Tony wrote:
(I don't think anyone here would claim the
PDP8/e on my
desk was anyhting other than a computer).=20
With tongue in cheek, I suggest that the PDP8/e is *not* a computer.
Actually, I think this is the very heart of the matter...
Abraham lincoln (I think) said (when arguing about a rather more serious
matter) that 'calling a tail a leg does not make it one'. I would add
that also calling a tail something else does not stop it from being a tail.
In this case, calling something a 'computer' does not necessarily make it
a computer by all definitions. It may be a computer by some definitions
and not others.

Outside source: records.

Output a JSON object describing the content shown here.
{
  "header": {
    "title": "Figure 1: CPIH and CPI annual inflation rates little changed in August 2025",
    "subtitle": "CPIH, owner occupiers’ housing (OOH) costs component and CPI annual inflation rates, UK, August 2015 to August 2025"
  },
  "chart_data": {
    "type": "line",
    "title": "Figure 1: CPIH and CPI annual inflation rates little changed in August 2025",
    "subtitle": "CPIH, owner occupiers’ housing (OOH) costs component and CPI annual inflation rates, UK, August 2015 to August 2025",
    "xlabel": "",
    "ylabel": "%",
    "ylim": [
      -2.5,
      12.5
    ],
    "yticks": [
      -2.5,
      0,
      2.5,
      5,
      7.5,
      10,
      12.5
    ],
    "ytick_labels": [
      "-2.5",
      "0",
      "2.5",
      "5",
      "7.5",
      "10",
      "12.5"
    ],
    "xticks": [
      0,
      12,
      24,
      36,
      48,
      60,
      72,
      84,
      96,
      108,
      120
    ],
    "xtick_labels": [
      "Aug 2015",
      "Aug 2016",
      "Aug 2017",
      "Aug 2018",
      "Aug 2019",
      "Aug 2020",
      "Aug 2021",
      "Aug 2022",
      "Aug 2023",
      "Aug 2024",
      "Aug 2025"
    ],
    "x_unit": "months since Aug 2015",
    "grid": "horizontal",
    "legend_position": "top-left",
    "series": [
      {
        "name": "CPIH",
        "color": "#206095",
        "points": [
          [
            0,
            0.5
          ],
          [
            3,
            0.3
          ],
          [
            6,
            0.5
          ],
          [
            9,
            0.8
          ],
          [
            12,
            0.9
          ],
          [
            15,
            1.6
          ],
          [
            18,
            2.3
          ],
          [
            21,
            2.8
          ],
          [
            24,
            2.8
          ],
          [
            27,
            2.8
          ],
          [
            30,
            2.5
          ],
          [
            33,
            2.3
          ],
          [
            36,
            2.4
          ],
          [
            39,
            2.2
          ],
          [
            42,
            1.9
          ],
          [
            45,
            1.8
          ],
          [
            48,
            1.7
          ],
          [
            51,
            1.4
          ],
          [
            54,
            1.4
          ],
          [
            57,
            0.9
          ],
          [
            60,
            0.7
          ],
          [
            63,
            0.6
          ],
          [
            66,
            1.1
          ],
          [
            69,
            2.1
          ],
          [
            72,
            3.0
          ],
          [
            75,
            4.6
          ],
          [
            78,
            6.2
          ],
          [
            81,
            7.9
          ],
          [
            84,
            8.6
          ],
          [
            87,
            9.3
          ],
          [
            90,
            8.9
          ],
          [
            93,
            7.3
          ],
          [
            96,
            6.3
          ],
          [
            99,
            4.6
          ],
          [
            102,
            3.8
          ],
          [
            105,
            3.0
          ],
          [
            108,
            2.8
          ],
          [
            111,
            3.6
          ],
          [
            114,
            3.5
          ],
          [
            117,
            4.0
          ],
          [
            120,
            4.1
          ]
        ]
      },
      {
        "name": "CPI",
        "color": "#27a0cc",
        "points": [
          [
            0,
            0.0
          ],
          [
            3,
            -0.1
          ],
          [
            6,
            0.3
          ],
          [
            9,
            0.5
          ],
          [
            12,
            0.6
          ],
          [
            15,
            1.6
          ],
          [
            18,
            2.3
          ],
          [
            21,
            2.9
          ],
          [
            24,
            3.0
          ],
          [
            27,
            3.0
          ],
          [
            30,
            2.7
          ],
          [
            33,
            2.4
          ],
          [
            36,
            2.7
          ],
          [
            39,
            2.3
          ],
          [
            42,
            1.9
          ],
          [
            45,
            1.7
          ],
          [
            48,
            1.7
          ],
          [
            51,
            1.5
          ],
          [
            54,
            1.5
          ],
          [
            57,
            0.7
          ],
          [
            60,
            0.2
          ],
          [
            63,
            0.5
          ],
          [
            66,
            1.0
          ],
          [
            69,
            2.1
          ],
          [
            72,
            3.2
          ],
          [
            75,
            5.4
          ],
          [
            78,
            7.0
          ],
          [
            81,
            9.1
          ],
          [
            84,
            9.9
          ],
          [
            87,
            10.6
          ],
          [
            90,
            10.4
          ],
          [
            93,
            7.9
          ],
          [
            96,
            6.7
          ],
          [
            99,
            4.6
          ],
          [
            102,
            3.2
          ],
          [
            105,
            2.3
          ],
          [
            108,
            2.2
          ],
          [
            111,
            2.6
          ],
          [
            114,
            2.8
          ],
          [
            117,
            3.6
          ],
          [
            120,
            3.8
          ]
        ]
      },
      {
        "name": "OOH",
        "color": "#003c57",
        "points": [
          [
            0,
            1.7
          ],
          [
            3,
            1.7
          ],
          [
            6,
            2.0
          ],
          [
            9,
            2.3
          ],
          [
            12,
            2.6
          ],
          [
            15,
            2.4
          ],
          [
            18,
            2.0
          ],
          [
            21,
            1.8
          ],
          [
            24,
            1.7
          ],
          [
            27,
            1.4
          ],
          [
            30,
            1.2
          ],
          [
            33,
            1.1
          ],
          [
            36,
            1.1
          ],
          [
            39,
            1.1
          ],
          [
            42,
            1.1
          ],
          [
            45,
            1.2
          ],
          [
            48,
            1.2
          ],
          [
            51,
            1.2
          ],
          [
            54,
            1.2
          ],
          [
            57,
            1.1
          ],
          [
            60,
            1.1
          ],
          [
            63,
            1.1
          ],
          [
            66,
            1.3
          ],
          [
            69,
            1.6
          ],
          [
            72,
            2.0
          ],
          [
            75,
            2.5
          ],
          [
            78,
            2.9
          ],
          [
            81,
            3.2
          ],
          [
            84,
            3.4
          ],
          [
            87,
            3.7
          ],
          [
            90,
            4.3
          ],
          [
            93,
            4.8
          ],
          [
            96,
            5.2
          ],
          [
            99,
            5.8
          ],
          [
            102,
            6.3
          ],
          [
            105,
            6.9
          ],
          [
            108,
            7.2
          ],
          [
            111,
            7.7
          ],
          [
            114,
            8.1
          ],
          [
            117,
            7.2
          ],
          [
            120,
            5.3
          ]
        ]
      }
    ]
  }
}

It may not be a computer by any sensible defition
Similarly, the fact that the PDP8 was called a 'Programemd Data Processor'
and that the HP9830 [1] was called a 'Model 30 Calculator' by HP, both for
perfectly good marketing reasons, does not stop either of them being
classed as computers by a reasonable definition of the word.
[1] A desktoip machine with an alphanumeric display and BASIC in ROM.
It's hard to make a sensible definition of 'computer' that excludes it.
So, yes, you can, very reasoanbly, call ENIAC, Colossus, the ABC, etc,
'computers'. Equally, yuo may have a definition, such as requiring a
stored program, that excludes them. Neither is 'right' or 'wrong'.